But you're absolutely right, I should concentrate on form and ROM over heavier weight.. Im dropping back now to big up! :boxing:


----------



## jakal2001 (Dec 18, 2010)

Which One Is Best For Building Your Biceps? Straight Or EZ Bar - Muscleblitz.com

...............interesting...........................


----------



## jordan_ (Mar 5, 2011)

That's interesting jakal. I prefer using the ez bar to the barbell as I find it more comfortable when bicep curling. I find the barbell puts more strain on your shoulders and outer arm. Although after reading this it may make sense to do barbell curls aswell. Hmm


----------



## jakal2001 (Dec 18, 2010)

jordan, you said it, EZ is more comfortable.. i was speaking to a fellow gym goer earlier this week, arms as huge as his legs.. he said same, he wears extra wrist support for bb curls.. yes they put pressure on wrists, but work biceps like no other


----------



## jakal2001 (Dec 18, 2010)

thanks fleg for keepin up with my journal.. ive browsed many peoples Journal just as ive seen yours... i feel silly commenting on a journal whos more advanced than me etc.. i have some knowledge but most of what ive learned from you guys... i can only hope to squat what you guys squat


----------



## Hard Trainer (Apr 29, 2009)

EZ bar = more comfortable


----------



## ronnie cutler (Dec 29, 2009)

more comfortable = better?

wrists can be an issue, so strap them up

hit them bi's from all angles utillising cables, machines, db, ez bar, bb, reverse pullups, close grip, wide grip, standard grip, reverse grip, twisting grip

try them all ... see which ones work for you

oh yeh ... bench, squat and deadlift ... nobody likes to see big bi's on skinny guys


----------



## Hard Trainer (Apr 29, 2009)

ronnie you don't want to be causing injury. I agree , hit bi's from all angles and it is good to mix up the exercises I just avoid barbell curl for biceps.


----------



## ronnie cutler (Dec 29, 2009)

Totally agree about not causing injury

Have you actually injured your wrists by doing BB curls?

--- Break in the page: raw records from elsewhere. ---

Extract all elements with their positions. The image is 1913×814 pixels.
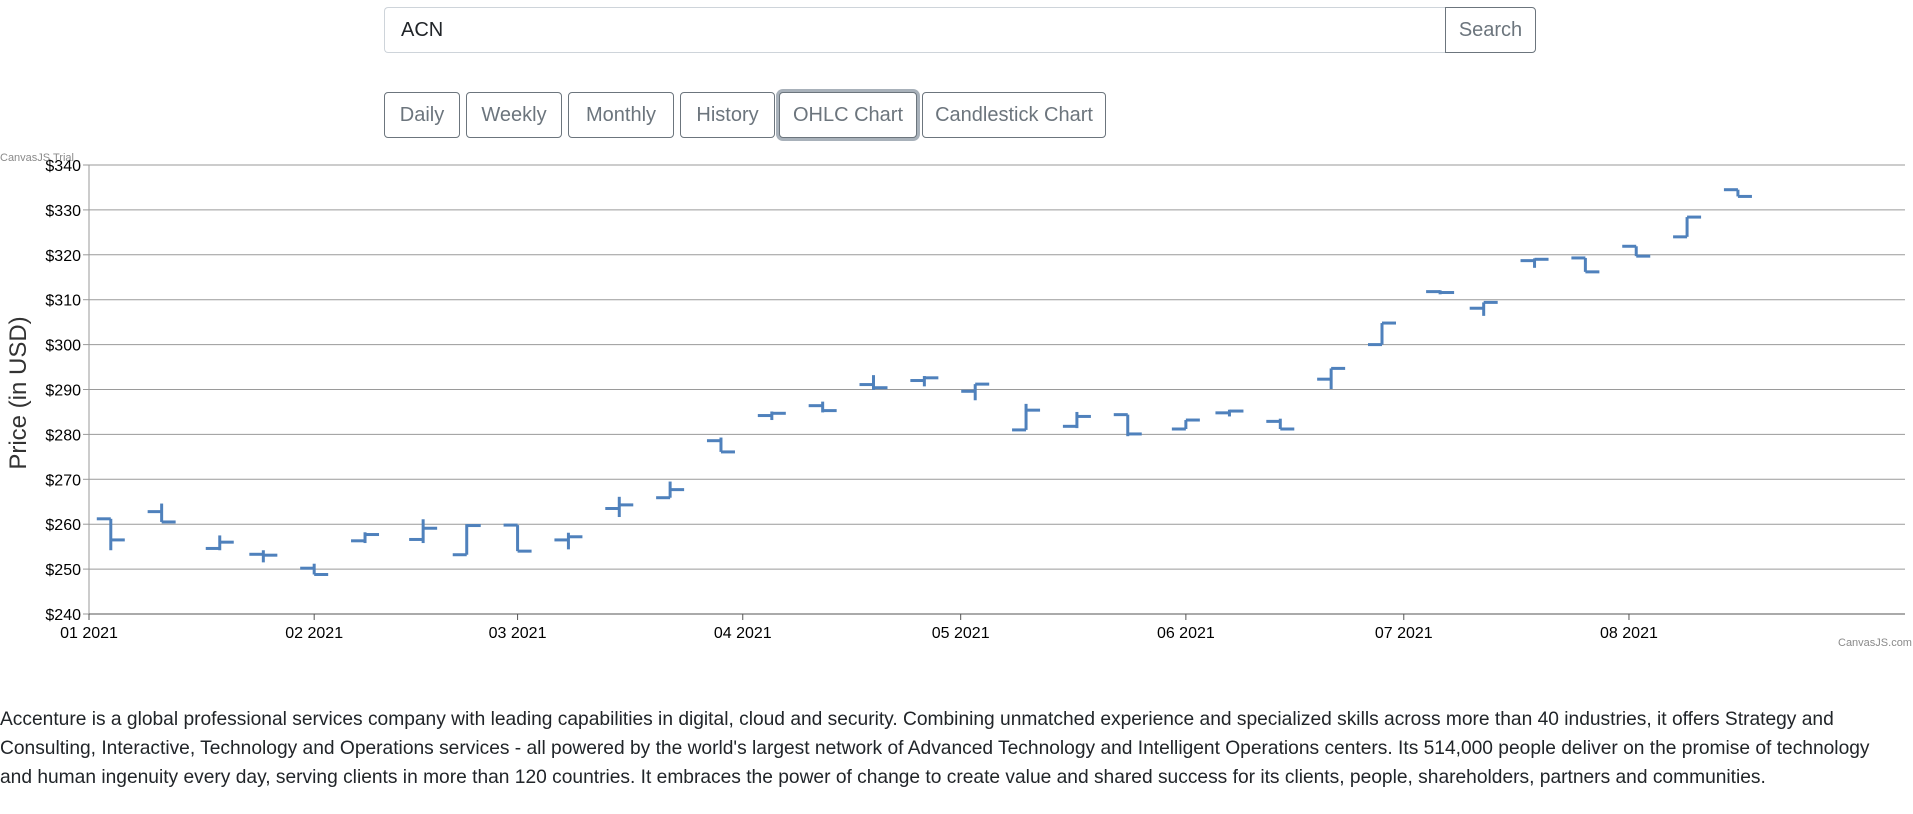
y-tick-label: $310 (45, 293, 81, 310)
y-tick-label: $260 (45, 517, 81, 534)
ohlc-bar[interactable] (706, 437, 735, 454)
tab-monthly[interactable]: Monthly (568, 92, 674, 138)
x-tick-label: 05 2021 (932, 625, 990, 642)
ohlc-bar[interactable] (205, 535, 234, 551)
x-tick-label: 01 2021 (60, 625, 118, 642)
x-tick-label: 03 2021 (489, 625, 547, 642)
ohlc-bar[interactable] (300, 563, 329, 576)
search-input[interactable] (384, 7, 1445, 53)
y-tick-label: $320 (45, 248, 81, 265)
y-axis-ticks: $240 $250 $260 $270 $280 $290 $300 $310 $320 $330… (45, 158, 81, 624)
ohlc-bar[interactable] (1426, 290, 1455, 295)
y-tick-label: $290 (45, 383, 81, 400)
y-tick-label: $300 (45, 338, 81, 355)
tab-history[interactable]: History (680, 92, 775, 138)
ohlc-bar[interactable] (503, 523, 532, 553)
tab-ohlc-chart[interactable]: OHLC Chart (779, 92, 917, 138)
ohlc-bar[interactable] (96, 517, 125, 551)
ohlc-bar[interactable] (1012, 403, 1041, 432)
tab-daily[interactable]: Daily (384, 92, 460, 138)
ohlc-bar[interactable] (452, 524, 481, 557)
ohlc-bar[interactable] (1113, 413, 1142, 437)
ohlc-bar[interactable] (1723, 188, 1752, 198)
ohlc-bar[interactable] (910, 376, 939, 387)
x-tick-label: 07 2021 (1375, 625, 1433, 642)
ohlc-bar[interactable] (757, 411, 786, 421)
ohlc-chart: $240 $250 $260 $270 $280 $290 $300 $310 $320 $330… (5, 158, 1905, 642)
ohlc-bar[interactable] (656, 481, 685, 500)
ohlc-bars (96, 188, 1752, 576)
y-tick-label: $270 (45, 472, 81, 489)
y-tick-label: $280 (45, 427, 81, 444)
ohlc-bar[interactable] (1317, 366, 1346, 390)
ohlc-bar[interactable] (1367, 321, 1396, 347)
search-button[interactable]: Search (1445, 7, 1536, 53)
ohlc-bar[interactable] (351, 532, 380, 544)
ohlc-bar[interactable] (605, 496, 634, 518)
ohlc-bar[interactable] (1520, 257, 1549, 268)
ohlc-bar[interactable] (1469, 300, 1498, 316)
ohlc-bar[interactable] (147, 503, 176, 524)
y-tick-label: $330 (45, 203, 81, 220)
x-tick-label: 08 2021 (1600, 625, 1658, 642)
ohlc-bar[interactable] (961, 382, 990, 401)
x-tick-label: 02 2021 (285, 625, 343, 642)
x-tick-label: 04 2021 (714, 625, 772, 642)
ohlc-bar[interactable] (808, 401, 837, 413)
ohlc-bar[interactable] (1171, 418, 1200, 431)
company-description: Accenture is a global professional servi… (0, 709, 1870, 788)
ohlc-bar[interactable] (1622, 244, 1651, 258)
ohlc-bar[interactable] (554, 532, 583, 550)
chart-credit-bottom[interactable]: CanvasJS.com (1838, 637, 1912, 649)
search-bar: Search (384, 7, 1536, 53)
gridlines (83, 164, 1905, 615)
tab-candlestick-chart[interactable]: Candlestick Chart (922, 92, 1106, 138)
ohlc-bar[interactable] (249, 550, 278, 563)
ohlc-bar[interactable] (1215, 409, 1244, 417)
ohlc-bar[interactable] (1062, 411, 1091, 429)
ohlc-bar[interactable] (1571, 256, 1600, 274)
ohlc-bar[interactable] (859, 375, 888, 390)
ohlc-bar[interactable] (1266, 418, 1295, 431)
chart-credit-top: CanvasJS Trial (0, 152, 74, 164)
y-axis-label: Price (in USD) (5, 316, 32, 469)
tab-weekly[interactable]: Weekly (466, 92, 562, 138)
y-tick-label: $250 (45, 562, 81, 579)
y-tick-label: $240 (45, 607, 81, 624)
ohlc-bar[interactable] (409, 519, 438, 544)
x-axis-ticks: 01 2021 02 2021 03 2021 04 2021 05 2021 06 20… (60, 614, 1658, 642)
x-tick-label: 06 2021 (1157, 625, 1215, 642)
ohlc-bar[interactable] (1673, 215, 1702, 239)
y-tick-label: $340 (45, 158, 81, 175)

Were you not able to train for several weeks thereafter?

Or did your wrists just feel a little sore been used in a slightly unnatural fashion?

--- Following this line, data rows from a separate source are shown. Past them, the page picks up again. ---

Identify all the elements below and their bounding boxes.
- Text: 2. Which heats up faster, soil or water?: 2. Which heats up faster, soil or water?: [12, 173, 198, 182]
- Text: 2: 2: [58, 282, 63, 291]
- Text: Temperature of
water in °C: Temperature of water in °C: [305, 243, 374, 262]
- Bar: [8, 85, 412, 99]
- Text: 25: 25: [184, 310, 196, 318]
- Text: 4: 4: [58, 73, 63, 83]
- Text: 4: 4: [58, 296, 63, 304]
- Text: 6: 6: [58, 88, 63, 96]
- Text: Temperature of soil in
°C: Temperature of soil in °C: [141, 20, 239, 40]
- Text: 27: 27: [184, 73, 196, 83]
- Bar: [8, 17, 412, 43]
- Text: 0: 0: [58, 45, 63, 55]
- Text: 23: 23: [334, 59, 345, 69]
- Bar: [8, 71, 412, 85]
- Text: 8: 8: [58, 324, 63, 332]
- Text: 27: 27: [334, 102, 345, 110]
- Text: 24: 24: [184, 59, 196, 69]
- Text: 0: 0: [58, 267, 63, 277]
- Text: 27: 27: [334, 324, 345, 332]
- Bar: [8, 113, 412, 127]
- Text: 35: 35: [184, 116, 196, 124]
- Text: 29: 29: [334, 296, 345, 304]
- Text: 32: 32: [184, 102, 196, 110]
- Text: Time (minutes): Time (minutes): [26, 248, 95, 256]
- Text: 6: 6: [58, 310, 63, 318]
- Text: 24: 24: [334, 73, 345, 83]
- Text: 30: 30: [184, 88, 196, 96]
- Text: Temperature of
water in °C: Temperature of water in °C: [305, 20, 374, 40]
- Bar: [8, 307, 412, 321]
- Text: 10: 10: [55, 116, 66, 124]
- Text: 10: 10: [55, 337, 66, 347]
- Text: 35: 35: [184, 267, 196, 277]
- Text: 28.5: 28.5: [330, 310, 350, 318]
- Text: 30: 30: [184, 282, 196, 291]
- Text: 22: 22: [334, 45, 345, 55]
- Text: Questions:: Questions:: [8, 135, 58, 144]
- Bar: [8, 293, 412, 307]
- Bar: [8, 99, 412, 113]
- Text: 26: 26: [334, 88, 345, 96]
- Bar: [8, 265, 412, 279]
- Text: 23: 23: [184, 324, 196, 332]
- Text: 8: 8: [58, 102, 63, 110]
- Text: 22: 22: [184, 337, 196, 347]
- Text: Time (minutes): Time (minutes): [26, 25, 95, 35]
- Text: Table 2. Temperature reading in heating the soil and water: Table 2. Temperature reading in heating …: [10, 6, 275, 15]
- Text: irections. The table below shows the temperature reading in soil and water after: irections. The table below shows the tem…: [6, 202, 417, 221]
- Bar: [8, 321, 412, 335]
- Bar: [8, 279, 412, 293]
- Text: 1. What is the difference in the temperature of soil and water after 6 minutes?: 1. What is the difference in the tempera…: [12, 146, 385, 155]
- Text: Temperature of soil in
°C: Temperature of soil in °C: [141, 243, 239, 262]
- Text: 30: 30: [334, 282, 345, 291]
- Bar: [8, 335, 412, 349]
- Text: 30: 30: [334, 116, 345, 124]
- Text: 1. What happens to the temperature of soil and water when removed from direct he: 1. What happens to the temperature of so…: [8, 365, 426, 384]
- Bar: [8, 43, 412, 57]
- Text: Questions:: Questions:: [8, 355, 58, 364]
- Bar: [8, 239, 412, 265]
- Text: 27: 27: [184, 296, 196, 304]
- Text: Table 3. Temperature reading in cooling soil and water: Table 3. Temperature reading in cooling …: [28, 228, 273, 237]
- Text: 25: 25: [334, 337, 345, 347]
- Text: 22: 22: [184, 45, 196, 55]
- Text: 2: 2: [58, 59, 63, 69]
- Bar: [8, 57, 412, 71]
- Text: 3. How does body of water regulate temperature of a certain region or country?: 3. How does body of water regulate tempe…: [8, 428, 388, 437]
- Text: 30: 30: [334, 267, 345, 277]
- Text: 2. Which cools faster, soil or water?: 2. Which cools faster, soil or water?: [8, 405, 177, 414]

Most moves in the gym will feel uncomfortable when first performed

But the discomfort should not make us immediately assume it will lead to injury

Don't do it until you're injured, but all the same don't never do it again because it was uncomfortable?


----------



## Hard Trainer (Apr 29, 2009)

Well it just hurt doing the workout. Didn't feel it on the biceps either. Waste of time IMO


----------